Les débats évoqués dans cet article ont traversé l'histoire des Partis communistes (l'idée de "révolution culturelle", de "Proletkult") et ils émergeront dans l'après 1968, par exemple, dans la conception d'un quotidien comme Libération qui voulait alors, comme Lorraine Cœur d'Acier, "donner la parole au peuple" (dans la première version, sartrienne, du journal : 1973-1981).
Les journalistes militants, plus ou moins parisiens, "intellectuels" mais proches, alliés des ouvriers, ont fait de Lorraine Coeur d'Acier un agent de socialisation et un révélateur de contradictions (de classes ?) délicates à énoncer et à reconnaître.
La culture des mass-médias, des variétés, de la BD, des magazines "sportifs" ou "féminins", des séries télévisées, des romans photos, des spectacles sportifs pose depuis toujours problème à ceux qui se considèrent comme détenteurs d'une légitimité culturelle universelle et qui prétendent faire des médias des vecteurs d'éducation et se croient investis (par qui ?) d'une mission. Culture impopulaire ?

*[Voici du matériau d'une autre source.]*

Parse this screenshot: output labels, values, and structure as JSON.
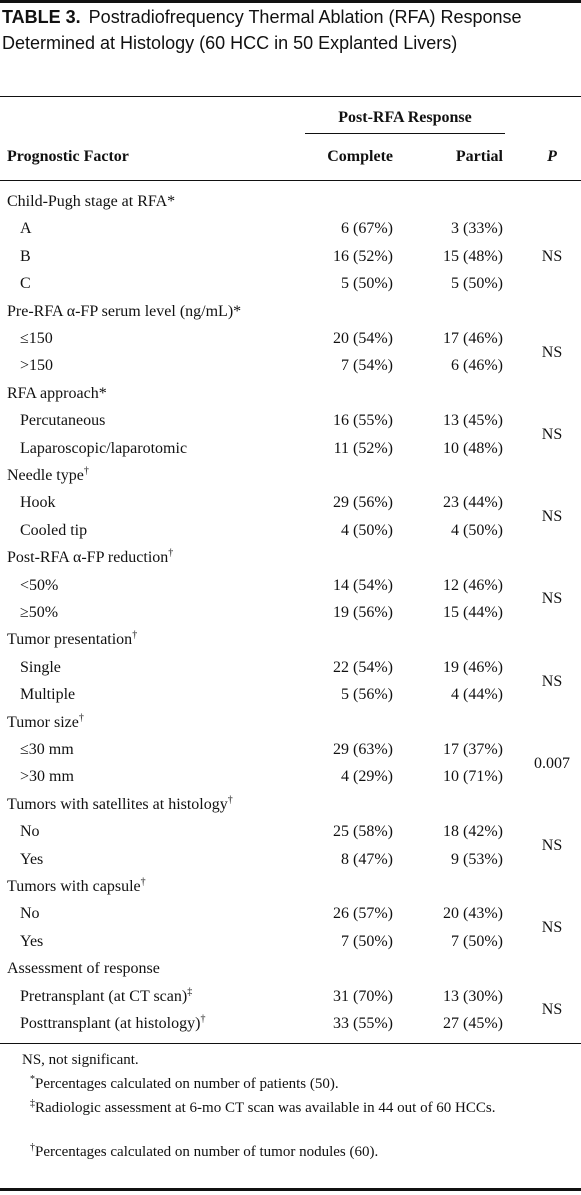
{
  "table": {
    "label": "TABLE 3.",
    "title": "Postradiofrequency Thermal Ablation (RFA) Response Determined at Histology (60 HCC in 50 Explanted Livers)",
    "header": {
      "span": "Post-RFA Response",
      "factor": "Prognostic Factor",
      "complete": "Complete",
      "partial": "Partial",
      "p": "P"
    },
    "groups": [
      {
        "label": "Child-Pugh stage at RFA*",
        "p": "NS",
        "rows": [
          {
            "label": "A",
            "complete": "6 (67%)",
            "partial": "3 (33%)"
          },
          {
            "label": "B",
            "complete": "16 (52%)",
            "partial": "15 (48%)"
          },
          {
            "label": "C",
            "complete": "5 (50%)",
            "partial": "5 (50%)"
          }
        ]
      },
      {
        "label": "Pre-RFA α-FP serum level (ng/mL)*",
        "p": "NS",
        "rows": [
          {
            "label": "≤150",
            "complete": "20 (54%)",
            "partial": "17 (46%)"
          },
          {
            "label": ">150",
            "complete": "7 (54%)",
            "partial": "6 (46%)"
          }
        ]
      },
      {
        "label": "RFA approach*",
        "p": "NS",
        "rows": [
          {
            "label": "Percutaneous",
            "complete": "16 (55%)",
            "partial": "13 (45%)"
          },
          {
            "label": "Laparoscopic/laparotomic",
            "complete": "11 (52%)",
            "partial": "10 (48%)"
          }
        ]
      },
      {
        "label": "Needle type",
        "mark": "†",
        "p": "NS",
        "rows": [
          {
            "label": "Hook",
            "complete": "29 (56%)",
            "partial": "23 (44%)"
          },
          {
            "label": "Cooled tip",
            "complete": "4 (50%)",
            "partial": "4 (50%)"
          }
        ]
      },
      {
        "label": "Post-RFA α-FP reduction",
        "mark": "†",
        "p": "NS",
        "rows": [
          {
            "label": "<50%",
            "complete": "14 (54%)",
            "partial": "12 (46%)"
          },
          {
            "label": "≥50%",
            "complete": "19 (56%)",
            "partial": "15 (44%)"
          }
        ]
      },
      {
        "label": "Tumor presentation",
        "mark": "†",
        "p": "NS",
        "rows": [
          {
            "label": "Single",
            "complete": "22 (54%)",
            "partial": "19 (46%)"
          },
          {
            "label": "Multiple",
            "complete": "5 (56%)",
            "partial": "4 (44%)"
          }
        ]
      },
      {
        "label": "Tumor size",
        "mark": "†",
        "p": "0.007",
        "rows": [
          {
            "label": "≤30 mm",
            "complete": "29 (63%)",
            "partial": "17 (37%)"
          },
          {
            "label": ">30 mm",
            "complete": "4 (29%)",
            "partial": "10 (71%)"
          }
        ]
      },
      {
        "label": "Tumors with satellites at histology",
        "mark": "†",
        "p": "NS",
        "rows": [
          {
            "label": "No",
            "complete": "25 (58%)",
            "partial": "18 (42%)"
          },
          {
            "label": "Yes",
            "complete": "8 (47%)",
            "partial": "9 (53%)"
          }
        ]
      },
      {
        "label": "Tumors with capsule",
        "mark": "†",
        "p": "NS",
        "rows": [
          {
            "label": "No",
            "complete": "26 (57%)",
            "partial": "20 (43%)"
          },
          {
            "label": "Yes",
            "complete": "7 (50%)",
            "partial": "7 (50%)"
          }
        ]
      },
      {
        "label": "Assessment of response",
        "p": "NS",
        "rows": [
          {
            "label": "Pretransplant (at CT scan)",
            "mark": "‡",
            "complete": "31 (70%)",
            "partial": "13 (30%)"
          },
          {
            "label": "Posttransplant (at histology)",
            "mark": "†",
            "complete": "33 (55%)",
            "partial": "27 (45%)"
          }
        ]
      }
    ],
    "footnotes": [
      {
        "text": "NS, not significant."
      },
      {
        "mark": "*",
        "text": "Percentages calculated on number of patients (50)."
      },
      {
        "mark": "‡",
        "text": "Radiologic assessment at 6-mo CT scan was available in 44 out of 60 HCCs."
      },
      {
        "mark": "†",
        "text": "Percentages calculated on number of tumor nodules (60)."
      }
    ]
  }
}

L'article invite à penser la place qu'occupent les médias dans la culture quotidienne, ce qu'ils traduisent, ce qu'il supposent, ce qu'ils font... L'économie des médias (ciblage, planning) n'apporte pas de réponse à cette question qui semble prendre, avec la culture des smartphones, une nouvelle dimension.
Auto-collant reproduit dans l'article, p. 101.